Ariejan Korteweg. Volkskrant, 23 september 2020
‘Er was een tijd dat ze zowat in haar eentje de belichaming van het Franse levensgevoel was. Het waren de jaren vlak na de oorlog, de orde had z’n greep op het leven van alledag nog niet hersteld en Parijs werd voor even weer de hoofdstad van de wereld. Kunstenaars van heinde en verre kwamen er heen om zich te laven aan de sfeer van vrijheid en avontuur die er hing en aan de losbandigheid waarmee dat alles gepaard ging. Het was de omgeving van de Boulevard Saint-Germain-des-Prés, een hoekje van het Quartier Latin op de linkeroever van de Seine – precies dat hoekje waar nu de romantici heengaan in de hoop nog een vleug van dat Parijs te kunnen opsnuiven. De kunstenaars hingen rond in Les Deux Magots, Le Café Flore, maar vooral de Bar Vert en, als die rond middernacht sloot, Le Tabou. Er werd gerookt, gedronken en gediscussieerd, alles in bovenmatige hoeveelheden. Boris Vian was er, Jean-Paul Sartre, Albert Camus, Jacques Prévert, Raymond Queneau, Jean Cocteau. Veel mannen sowieso, die betoverd werden door de jonge Juliette, die wist hoe je je moest kleden in existentialistische kringen: zwarte pony, petite robe noire, zwartomrande ogen. Simone de Beauvoir was er ook, met haar zou ze vriendschap sluiten.
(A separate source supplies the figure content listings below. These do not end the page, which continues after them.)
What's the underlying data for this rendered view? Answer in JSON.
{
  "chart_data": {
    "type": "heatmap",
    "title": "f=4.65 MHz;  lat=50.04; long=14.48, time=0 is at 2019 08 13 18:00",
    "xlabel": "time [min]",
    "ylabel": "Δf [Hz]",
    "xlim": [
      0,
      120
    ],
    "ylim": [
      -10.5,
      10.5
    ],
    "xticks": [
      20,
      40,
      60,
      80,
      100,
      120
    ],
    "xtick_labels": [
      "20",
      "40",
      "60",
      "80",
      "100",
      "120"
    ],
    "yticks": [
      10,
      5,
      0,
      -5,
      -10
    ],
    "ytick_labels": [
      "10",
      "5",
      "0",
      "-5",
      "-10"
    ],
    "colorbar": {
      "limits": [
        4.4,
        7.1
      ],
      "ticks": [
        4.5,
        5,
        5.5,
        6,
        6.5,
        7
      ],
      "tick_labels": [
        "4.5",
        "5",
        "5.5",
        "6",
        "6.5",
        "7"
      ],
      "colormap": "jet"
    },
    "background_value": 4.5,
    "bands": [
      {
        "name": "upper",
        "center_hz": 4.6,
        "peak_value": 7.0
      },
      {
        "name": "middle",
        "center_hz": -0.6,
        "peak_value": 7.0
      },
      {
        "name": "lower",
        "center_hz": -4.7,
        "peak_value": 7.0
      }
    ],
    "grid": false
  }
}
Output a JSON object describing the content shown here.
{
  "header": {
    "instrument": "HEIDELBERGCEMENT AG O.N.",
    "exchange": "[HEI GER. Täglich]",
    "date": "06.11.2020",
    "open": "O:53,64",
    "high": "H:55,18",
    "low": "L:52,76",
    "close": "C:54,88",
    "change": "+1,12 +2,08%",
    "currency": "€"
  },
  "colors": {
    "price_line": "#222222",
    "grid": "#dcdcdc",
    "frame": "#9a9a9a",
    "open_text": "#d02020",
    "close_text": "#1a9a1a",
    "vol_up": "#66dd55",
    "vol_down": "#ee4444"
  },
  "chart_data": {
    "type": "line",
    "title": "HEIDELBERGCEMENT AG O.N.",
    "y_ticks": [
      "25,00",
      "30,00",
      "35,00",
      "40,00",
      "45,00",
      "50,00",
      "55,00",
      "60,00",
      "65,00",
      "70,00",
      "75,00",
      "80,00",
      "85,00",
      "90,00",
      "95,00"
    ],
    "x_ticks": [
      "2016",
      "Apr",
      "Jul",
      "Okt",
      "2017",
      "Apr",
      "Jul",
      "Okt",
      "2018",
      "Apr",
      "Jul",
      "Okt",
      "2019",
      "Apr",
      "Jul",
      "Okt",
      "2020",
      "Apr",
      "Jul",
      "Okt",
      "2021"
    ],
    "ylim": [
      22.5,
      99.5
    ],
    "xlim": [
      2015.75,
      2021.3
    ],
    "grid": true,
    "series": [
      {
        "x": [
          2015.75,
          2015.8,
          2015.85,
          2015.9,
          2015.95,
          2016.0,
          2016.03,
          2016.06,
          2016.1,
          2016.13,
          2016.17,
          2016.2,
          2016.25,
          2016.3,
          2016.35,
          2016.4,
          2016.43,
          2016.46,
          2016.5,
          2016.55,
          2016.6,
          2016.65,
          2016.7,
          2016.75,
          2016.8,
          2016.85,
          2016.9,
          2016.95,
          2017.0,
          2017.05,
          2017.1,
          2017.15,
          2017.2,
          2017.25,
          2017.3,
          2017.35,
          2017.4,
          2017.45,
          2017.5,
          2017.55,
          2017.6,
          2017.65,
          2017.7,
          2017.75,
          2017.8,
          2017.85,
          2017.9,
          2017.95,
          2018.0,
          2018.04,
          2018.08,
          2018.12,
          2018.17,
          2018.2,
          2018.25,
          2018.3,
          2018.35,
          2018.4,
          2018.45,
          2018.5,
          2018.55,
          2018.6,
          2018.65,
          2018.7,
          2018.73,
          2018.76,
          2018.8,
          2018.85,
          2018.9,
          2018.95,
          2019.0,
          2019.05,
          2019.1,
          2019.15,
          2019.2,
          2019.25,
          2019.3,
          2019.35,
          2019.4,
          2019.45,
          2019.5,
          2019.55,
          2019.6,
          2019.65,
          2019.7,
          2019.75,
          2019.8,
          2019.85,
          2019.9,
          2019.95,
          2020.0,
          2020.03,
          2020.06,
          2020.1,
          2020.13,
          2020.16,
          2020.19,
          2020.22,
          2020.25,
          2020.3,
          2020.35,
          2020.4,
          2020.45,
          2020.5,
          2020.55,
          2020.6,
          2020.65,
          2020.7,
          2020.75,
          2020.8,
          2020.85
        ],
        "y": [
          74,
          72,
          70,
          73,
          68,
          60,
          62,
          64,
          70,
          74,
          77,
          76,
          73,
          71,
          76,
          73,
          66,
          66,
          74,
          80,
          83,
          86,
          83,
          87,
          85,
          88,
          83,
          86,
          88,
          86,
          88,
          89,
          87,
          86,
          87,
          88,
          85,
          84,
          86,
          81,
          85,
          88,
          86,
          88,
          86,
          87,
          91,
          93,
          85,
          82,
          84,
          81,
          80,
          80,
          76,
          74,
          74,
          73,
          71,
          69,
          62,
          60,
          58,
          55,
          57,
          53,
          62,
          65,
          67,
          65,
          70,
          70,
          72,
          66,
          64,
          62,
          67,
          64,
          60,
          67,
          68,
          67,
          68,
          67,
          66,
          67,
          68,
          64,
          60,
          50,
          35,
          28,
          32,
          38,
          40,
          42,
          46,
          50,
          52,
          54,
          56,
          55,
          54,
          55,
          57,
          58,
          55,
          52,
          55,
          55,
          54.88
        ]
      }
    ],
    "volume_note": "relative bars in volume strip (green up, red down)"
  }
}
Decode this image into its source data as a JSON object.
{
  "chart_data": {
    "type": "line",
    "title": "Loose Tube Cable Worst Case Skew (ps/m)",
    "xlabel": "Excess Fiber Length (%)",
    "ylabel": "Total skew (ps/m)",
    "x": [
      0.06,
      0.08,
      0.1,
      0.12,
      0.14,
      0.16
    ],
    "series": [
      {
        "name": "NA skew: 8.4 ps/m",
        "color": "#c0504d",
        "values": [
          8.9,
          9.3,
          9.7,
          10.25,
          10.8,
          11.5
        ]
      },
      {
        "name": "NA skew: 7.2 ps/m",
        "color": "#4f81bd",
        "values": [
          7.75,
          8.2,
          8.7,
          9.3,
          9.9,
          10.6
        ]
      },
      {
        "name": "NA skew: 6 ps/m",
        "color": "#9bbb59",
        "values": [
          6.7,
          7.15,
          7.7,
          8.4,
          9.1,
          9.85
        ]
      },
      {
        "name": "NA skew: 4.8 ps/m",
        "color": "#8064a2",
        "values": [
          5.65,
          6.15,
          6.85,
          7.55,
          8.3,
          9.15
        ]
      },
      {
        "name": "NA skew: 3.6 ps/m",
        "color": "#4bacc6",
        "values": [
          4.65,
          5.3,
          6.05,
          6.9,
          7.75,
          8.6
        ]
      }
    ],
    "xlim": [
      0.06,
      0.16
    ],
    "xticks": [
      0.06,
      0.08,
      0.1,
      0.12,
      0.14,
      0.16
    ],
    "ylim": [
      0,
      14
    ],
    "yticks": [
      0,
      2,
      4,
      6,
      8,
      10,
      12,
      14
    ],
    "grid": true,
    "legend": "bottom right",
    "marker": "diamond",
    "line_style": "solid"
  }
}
‘Het waren mensen die hun kindertijd hadden verlengd omdat de oorlog er tussen gekomen was’, zei ze in een interview met de Volkskrant in 2011.
Ze verkeerde in kringen van de avant-garde, maar zou als zangeres juist trouw blijven aan de traditie. Een onverwacht stevige, zware stem met natuurlijke dramatiek en een heel eigen, vaak tegen parlando leunende dictie. De begeleiding was doorgaans sober en akoestisch, want alles stond in het teken van de teksten: het beste wat Frankrijk op dat gebied te bieden had. Ze bleef binnen de grenzen van het chanson, maar zocht het avontuur in telkens nieuwe tekstdichters en componisten. Ze vertolkte Sartre, Queneau en Prévert (Je suis comme je suis, Les feuilles mortes), maar ook Charles Aznavour (Je hais les dimanches), Jacques Brèl en Georges Brassens. Ze was een van de eersten die het talent van Serge Gainsbourg herkende en om liedjes (La Javanaise, Accordéon) vroeg. Veel later, ze was de tachtig gepasseerd, zong ze teksten van jonge auteurs als Abd al Malik, Benjamin Biolay en Olivia Ruiz. ‘
- PLACE MONGE
Het moet in de herfst van 1965 zijn geweest. De kastanjebranders hadden hun standjes op de Boulevard St. Michel opgezet, waaruit de warme geur opsteeg, die voor mij daar zo mee verbonden is. In dat 5e arrondisement gelegen Place Monge vonden we een hoteltje voor de nacht, nu zou dat een Air.B&B genoemd worden. Weinig comfort, maar heel goedkoop. Een doorgelegen bed en een nachtkastje. Ik had daar een boekje van mijn boekenlijst op neergelegd, ‘Les mains sales’ van Sartre. De luxe was dat in de morgen een bordje daarnaast gezet werd met een croissantje en een cafe grand. Opgediend door een heel oude kromme dame. Ze schoof de pocket wat opzij, noemde de titel en moest besmuikt lachen. Ze knikte naar het wastafeltje met het koud water kraantje. In het voorbijgaan vroeg ze geïnteresseerd hoe het met onze Reine Juliana ging.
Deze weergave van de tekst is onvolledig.